While Jude lay dying, Bogdanos said, Jordan sent an email to a financial adviser instructing him to transfer the $125,000 trust she set up for her son to her personal account.
Brenner said Jordan, believing she was ultimately protecting her son, brought the drugs to the hotel room with the intention of killing them both, but she survived the suicide attempt.
Bogdanos said Jordan "went to the bank, she transferred $8 million from savings to checking. She checked in (at the hotel) without a reservation and paid cash."
On the stand, Jordan said she planned on giving the money to charity before taking her life.
The exact time of the boy's death could not be determined, but Jude's body temperature was 80 degrees, suggesting that when police arrived, he had been dead for 8 to 14 hours, Bogdanos said.

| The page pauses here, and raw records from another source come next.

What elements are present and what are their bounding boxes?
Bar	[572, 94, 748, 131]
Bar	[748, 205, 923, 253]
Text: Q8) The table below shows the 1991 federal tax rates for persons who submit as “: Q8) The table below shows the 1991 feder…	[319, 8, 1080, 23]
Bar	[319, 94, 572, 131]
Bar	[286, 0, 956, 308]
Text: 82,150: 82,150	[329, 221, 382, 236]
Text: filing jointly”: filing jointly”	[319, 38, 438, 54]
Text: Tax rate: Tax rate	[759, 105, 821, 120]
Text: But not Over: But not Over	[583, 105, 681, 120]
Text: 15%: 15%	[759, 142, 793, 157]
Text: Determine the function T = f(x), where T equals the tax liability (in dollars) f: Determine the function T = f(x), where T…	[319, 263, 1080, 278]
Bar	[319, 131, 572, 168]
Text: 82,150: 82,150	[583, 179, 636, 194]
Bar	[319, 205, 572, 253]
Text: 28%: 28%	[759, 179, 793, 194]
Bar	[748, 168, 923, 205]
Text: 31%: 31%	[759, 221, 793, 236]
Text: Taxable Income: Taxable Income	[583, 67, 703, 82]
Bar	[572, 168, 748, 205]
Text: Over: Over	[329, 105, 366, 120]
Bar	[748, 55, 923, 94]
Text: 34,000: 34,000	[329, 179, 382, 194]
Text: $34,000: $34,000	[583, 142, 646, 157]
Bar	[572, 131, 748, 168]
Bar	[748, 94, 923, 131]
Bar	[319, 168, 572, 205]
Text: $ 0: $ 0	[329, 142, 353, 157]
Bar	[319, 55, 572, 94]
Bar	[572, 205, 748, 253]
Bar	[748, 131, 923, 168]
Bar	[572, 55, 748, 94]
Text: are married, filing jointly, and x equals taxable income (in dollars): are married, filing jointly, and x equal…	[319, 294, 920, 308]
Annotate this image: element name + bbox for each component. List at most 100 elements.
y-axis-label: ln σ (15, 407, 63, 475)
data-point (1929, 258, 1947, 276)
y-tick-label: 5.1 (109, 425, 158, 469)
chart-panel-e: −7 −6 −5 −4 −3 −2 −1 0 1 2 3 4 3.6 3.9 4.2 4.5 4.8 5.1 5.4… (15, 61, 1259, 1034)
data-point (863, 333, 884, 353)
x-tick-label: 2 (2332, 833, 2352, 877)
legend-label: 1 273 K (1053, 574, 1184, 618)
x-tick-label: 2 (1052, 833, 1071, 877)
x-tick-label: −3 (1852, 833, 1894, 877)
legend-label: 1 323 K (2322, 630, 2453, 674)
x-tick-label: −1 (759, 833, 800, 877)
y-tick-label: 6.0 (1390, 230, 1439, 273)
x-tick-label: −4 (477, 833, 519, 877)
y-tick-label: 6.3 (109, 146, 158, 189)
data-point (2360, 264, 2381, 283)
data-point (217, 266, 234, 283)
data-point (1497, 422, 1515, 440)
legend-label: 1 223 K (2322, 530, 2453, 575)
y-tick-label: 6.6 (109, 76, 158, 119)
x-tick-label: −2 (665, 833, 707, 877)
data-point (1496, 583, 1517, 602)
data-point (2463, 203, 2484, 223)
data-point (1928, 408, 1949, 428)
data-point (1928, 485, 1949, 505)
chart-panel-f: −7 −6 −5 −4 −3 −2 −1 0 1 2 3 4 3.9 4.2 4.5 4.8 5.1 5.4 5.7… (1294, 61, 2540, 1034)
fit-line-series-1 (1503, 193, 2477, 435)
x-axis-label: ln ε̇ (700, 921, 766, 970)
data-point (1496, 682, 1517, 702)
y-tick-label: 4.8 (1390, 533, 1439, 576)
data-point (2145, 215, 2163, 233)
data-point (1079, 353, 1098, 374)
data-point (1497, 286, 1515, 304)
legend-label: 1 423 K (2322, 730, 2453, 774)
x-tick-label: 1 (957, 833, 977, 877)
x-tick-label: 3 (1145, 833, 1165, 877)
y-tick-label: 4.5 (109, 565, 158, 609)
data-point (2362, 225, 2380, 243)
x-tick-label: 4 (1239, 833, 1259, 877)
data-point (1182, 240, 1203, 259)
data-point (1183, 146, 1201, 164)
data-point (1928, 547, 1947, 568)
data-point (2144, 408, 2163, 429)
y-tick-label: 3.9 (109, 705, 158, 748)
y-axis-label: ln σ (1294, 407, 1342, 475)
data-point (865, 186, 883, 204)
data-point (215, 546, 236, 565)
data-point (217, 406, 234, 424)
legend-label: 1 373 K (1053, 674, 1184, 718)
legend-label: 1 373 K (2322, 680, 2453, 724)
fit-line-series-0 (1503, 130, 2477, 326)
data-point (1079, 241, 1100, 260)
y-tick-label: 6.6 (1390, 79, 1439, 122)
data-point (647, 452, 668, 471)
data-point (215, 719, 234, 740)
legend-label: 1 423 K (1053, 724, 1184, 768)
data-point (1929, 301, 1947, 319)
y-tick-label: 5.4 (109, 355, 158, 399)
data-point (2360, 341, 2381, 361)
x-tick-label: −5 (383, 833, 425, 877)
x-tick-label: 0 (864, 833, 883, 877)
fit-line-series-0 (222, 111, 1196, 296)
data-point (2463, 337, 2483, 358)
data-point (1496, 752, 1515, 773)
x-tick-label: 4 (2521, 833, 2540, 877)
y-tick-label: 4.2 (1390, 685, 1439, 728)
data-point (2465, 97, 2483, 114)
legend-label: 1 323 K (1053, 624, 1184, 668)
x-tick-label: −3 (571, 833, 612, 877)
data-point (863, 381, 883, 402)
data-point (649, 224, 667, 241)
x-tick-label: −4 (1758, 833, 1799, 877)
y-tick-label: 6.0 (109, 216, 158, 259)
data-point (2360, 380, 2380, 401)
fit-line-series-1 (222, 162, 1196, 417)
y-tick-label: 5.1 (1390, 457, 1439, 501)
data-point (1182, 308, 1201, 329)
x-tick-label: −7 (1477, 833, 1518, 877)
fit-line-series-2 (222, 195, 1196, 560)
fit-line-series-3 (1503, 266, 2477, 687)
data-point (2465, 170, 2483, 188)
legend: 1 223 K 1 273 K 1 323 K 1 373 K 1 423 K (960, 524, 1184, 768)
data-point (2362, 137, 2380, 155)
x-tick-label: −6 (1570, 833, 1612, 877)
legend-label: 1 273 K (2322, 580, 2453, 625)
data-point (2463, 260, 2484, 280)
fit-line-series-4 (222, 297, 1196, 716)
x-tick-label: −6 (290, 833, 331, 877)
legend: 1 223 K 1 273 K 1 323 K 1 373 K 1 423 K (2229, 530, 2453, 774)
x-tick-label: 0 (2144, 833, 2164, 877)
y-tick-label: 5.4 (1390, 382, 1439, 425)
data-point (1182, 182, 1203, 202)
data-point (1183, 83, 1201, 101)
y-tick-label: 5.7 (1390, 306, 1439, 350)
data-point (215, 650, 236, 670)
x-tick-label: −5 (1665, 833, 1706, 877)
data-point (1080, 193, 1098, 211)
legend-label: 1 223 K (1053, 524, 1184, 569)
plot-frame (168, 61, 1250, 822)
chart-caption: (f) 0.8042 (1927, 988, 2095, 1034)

Brenner has sought to show that Jordan acted out of love and desperation.
She had been threatened by her first husband and former business partner, Brenner said. She had accused the man of raiding her bank accounts and defrauding her of millions in profits from their joint businesses. She filed a lawsuit against him in 2012, seeking damages for breach of contract and fraud.
Her first husband filed a lawsuit in August 2013, claiming Jordan defamed him in interviews she gave the media in an effort to advance her defense.
Jordan believed that if she died, Jude's biological father, a yoga instructor, would have gained custody, according to Brenner.
Brenner said Jordan told a therapist and local authorities about the alleged abuse but no action was taken.
Jordan faces 25 years to life in prison if convicted.